The applicant was employed by the respondent as a laboratory technician quality control analyst. In July 2015, the respondent introduced a non-contractual, discretionary incentive scheme payable twice yearly. One condition was that it was not payable to employees with misconduct records or pending misconduct cases. The applicant had received a written warning for misconduct in January 2015. Between January and June 2016, some employees received incentive payments, but the applicant was excluded due to his misconduct record. The applicant's grievance went through internal processes and he appealed to the Labour Court, which dismissed his application. He then appealed to the Supreme Court in SC 599/19, which was dismissed by consent on 20 November 2019 with costs. The applicant then made an application in SC 46/20 under rule 449(1)(b) seeking rescission of the SC 599/19 order, which was dismissed in judgment SCB 57/20 with costs on a legal practitioner and client scale, with the court commenting on his abuse of court process. The applicant then filed the current application under SCB 73/20 seeking rescission of judgment SCB 57/20 under rule 449(1)(c), alleging mistake of fact common to parties and improper constitution of the bench.
1. The preliminary point raised by the applicant was dismissed with costs on a legal practitioner and client scale. 2. The preliminary point raised by the respondent was upheld. 3. The matter was struck off the roll with costs.
1. Supreme Court decisions are final and the court becomes functus officio after determining a matter, subject only to the limited exceptions in rule 449 of the High Court Rules as applied through rule 73 of the Supreme Court Rules. 2. Rule 449 provides exhaustive grounds for rescission: (a) where judgment was erroneously sought or granted in absence of a party; (b) where there is ambiguity, patent error or omission; or (c) where judgment was granted as result of mistake common to parties. 3. It is incompetent to seek rescission of a judgment on the basis that the court failed to consider an issue that was never placed before it in the original application. 4. An applicant cannot make successive applications for rescission of the same underlying order on different grounds under rule 449 - this constitutes abuse of process. 5. Section 5 of the Supreme Court Act, which prohibits a judge from sitting on an appeal from a judgment they gave or participated in, applies to substantive determinations and appeals, not to procedural or chamber applications. 6. The Supreme Court has no power to review its own decisions - its review jurisdiction under section 25 of the Supreme Court Act is limited to reviewing proceedings of inferior courts, tribunals and administrative authorities.

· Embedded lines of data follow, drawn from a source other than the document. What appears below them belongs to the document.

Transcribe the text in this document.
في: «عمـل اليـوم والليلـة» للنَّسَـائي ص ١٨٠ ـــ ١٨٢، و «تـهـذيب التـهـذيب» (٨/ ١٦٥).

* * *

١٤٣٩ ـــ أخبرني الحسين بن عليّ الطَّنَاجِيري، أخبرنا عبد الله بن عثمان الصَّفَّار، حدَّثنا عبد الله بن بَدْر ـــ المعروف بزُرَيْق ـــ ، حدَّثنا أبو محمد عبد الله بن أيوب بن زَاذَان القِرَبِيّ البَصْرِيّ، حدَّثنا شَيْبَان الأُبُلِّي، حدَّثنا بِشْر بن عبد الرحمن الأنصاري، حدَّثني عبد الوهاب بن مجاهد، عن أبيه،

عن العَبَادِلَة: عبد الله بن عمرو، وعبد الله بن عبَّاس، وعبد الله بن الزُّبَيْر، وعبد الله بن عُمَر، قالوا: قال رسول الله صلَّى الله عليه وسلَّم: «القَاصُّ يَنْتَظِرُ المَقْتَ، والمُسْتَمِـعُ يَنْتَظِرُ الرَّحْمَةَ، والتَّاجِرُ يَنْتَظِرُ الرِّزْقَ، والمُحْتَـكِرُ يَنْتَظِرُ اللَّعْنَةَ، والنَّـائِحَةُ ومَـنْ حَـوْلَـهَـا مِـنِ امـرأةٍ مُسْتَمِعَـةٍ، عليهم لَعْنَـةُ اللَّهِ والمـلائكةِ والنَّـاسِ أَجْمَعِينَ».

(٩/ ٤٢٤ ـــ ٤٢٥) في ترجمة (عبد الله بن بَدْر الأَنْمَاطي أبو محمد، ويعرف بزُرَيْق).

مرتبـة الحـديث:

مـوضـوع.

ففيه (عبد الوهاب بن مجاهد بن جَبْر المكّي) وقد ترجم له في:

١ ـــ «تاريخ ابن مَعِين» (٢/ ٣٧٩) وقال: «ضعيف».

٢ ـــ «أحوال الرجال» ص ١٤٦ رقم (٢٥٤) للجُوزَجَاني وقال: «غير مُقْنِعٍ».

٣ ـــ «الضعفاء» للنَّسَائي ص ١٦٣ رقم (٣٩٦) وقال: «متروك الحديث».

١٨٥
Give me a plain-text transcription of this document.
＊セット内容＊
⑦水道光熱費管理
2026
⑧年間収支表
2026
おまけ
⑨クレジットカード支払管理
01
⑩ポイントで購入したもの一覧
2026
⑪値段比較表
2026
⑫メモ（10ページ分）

The court observed that while self-actors (litigants in person) are entitled to their day in court in appropriate circumstances, where a self-actor abuses the rules of court to achieve purposes not contemplated by those rules, an order for costs on the higher (legal practitioner and client) scale is warranted, even though courts are generally reluctant to mulct self-actors with such costs. The court noted that the applicant had persisted in abusing court process despite clear warnings and findings to that effect in the previous judgment SCB 57/20. The court commented that the applicant was attempting to persuade the court that it is not confined to the provisions of rule 449 and can rely on other statutes and foreign law, but this ignored established law on the finality of Supreme Court decisions and the limited scope of the court's review powers.
This case reinforces fundamental principles of finality of Supreme Court judgments in Zimbabwean law and the limited circumstances under which the Supreme Court can revisit its own decisions. It clarifies that rule 449 provides exhaustive grounds for rescission and that these cannot be used to achieve results not contemplated by the rule. The case demonstrates the court's intolerance of abuse of process, particularly where a litigant repeatedly seeks to set aside final orders through successive incompetent applications on different grounds. It also clarifies the scope of section 5 of the Supreme Court Act, confirming it applies to appeals and substantive determinations, not to procedural or chamber applications. The case is significant for establishing that costs on a legal practitioner and client scale may be ordered even against self-actors (litigants in person) where there is clear abuse of court process.